Sarti’s switch: From wheelchair basketball to archery

Eleonora Sarti watched archery during the London 2012 Paralympics and quickly fell in love with the sport. The beauty of it, the individuality of it and the fact that para archers could participate in able-bodied competition appealed to her.

“I was immediately drawn to archery,” Sarti said. “I knew that I needed to start shooting.”

Sarti was a wheelchair basketball player in Italy’s national team at the time. When she began shooting competitively in 2013, Sarti tried to keep playing both sports but eventually decided to focus on archery.

“Once I tried it, I knew that archery could be my world,” Sarti said. “I feel very confident and secure with a bow in my hand.”

The compound archer climbed to quick success on the international level and at the 2015 World Archery Para Championships in Donaueschingen, Germany she claimed three medals: bronze in the mixed team with Alberto Simonelli, bronze in the compound women’s open team event and individual gold.

She misses her wheelchair basketball teammates, but does not regret her choice.

“It’s exciting to compete in a multi-sport event because now I can connect with my old friends,” Sarti said.

Sarti cannot watch the wheelchair basketball matches, because they take place over the same dates as her para archery competition.

Her plan was to climb the podium in all her events – but she and Simonelli lost to Great Britain, the eventual silver medallists, early in the compound open mixed team event.
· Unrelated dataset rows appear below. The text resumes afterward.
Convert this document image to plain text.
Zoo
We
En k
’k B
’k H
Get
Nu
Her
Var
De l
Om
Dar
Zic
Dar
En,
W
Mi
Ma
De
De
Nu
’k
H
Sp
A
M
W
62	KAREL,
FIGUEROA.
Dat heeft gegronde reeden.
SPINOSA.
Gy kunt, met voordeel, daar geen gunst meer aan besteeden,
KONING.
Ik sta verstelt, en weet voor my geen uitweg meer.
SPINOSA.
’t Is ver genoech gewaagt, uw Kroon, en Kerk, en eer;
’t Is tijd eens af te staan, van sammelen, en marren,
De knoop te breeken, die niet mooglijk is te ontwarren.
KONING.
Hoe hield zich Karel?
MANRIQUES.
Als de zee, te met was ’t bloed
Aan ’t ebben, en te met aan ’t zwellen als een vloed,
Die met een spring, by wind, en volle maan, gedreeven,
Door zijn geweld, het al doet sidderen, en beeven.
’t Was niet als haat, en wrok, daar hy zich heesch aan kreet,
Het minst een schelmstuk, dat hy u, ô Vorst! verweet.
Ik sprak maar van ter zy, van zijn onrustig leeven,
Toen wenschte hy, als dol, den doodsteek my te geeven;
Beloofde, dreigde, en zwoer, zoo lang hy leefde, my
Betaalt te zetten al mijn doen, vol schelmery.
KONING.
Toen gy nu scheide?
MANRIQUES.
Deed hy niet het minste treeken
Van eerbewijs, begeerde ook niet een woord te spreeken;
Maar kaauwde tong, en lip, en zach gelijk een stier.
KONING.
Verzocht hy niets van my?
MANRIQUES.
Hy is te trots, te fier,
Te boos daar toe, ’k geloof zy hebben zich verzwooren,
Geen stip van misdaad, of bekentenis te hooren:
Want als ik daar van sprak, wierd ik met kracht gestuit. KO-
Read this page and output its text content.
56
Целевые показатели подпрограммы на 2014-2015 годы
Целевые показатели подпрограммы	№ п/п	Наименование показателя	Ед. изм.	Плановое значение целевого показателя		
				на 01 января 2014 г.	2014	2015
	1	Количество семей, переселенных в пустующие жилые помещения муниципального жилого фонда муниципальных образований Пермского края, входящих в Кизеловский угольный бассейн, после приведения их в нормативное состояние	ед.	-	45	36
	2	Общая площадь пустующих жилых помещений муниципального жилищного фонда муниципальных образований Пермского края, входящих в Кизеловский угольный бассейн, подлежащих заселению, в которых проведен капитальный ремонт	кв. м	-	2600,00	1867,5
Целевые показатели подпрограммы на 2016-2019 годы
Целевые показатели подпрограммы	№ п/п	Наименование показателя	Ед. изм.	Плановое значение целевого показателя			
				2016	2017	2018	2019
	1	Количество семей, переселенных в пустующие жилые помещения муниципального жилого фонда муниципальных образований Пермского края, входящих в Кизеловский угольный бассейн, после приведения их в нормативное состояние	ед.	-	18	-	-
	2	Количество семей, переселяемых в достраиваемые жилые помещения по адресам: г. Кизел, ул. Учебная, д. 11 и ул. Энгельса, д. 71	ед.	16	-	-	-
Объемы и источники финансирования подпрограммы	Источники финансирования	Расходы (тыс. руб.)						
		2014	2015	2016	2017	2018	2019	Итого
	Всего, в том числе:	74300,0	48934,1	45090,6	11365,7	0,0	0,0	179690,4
She qualified seventh overall in the individual competition.

“I have many emotions that I cannot deny,” Sarti said. “There is fear going into each competition but I know that I am living my dream here.”

Her proudest moment, she said, was a call up to the able-bodied Italian archery team for the World Archery Indoor Championships in Ankara, Turkey in March 2016. She won bronze with the compound women’s team and in lost in the individual quarterfinals to Russia’s Albina Loginova.

Sarti was the second Paralympic female athlete to shoot on both para and able-bodied squads in Italy after Paola Fantato participated in both the 1996 Olympics and Paralympics.

She had hoped that the compound bow might be included in the Tokyo 2020 Olympic Games so she could compete there.

"Archery is one of the few disciplines that puts everyone on the same level,” Sarti said. “It will mean that, maybe, I'll have to dream for Rome in 2024. In any case I make a promise to be there.”

The para archery competition at the Rio 2016 Paralympic Games runs 10-17 September in the Sambodromo.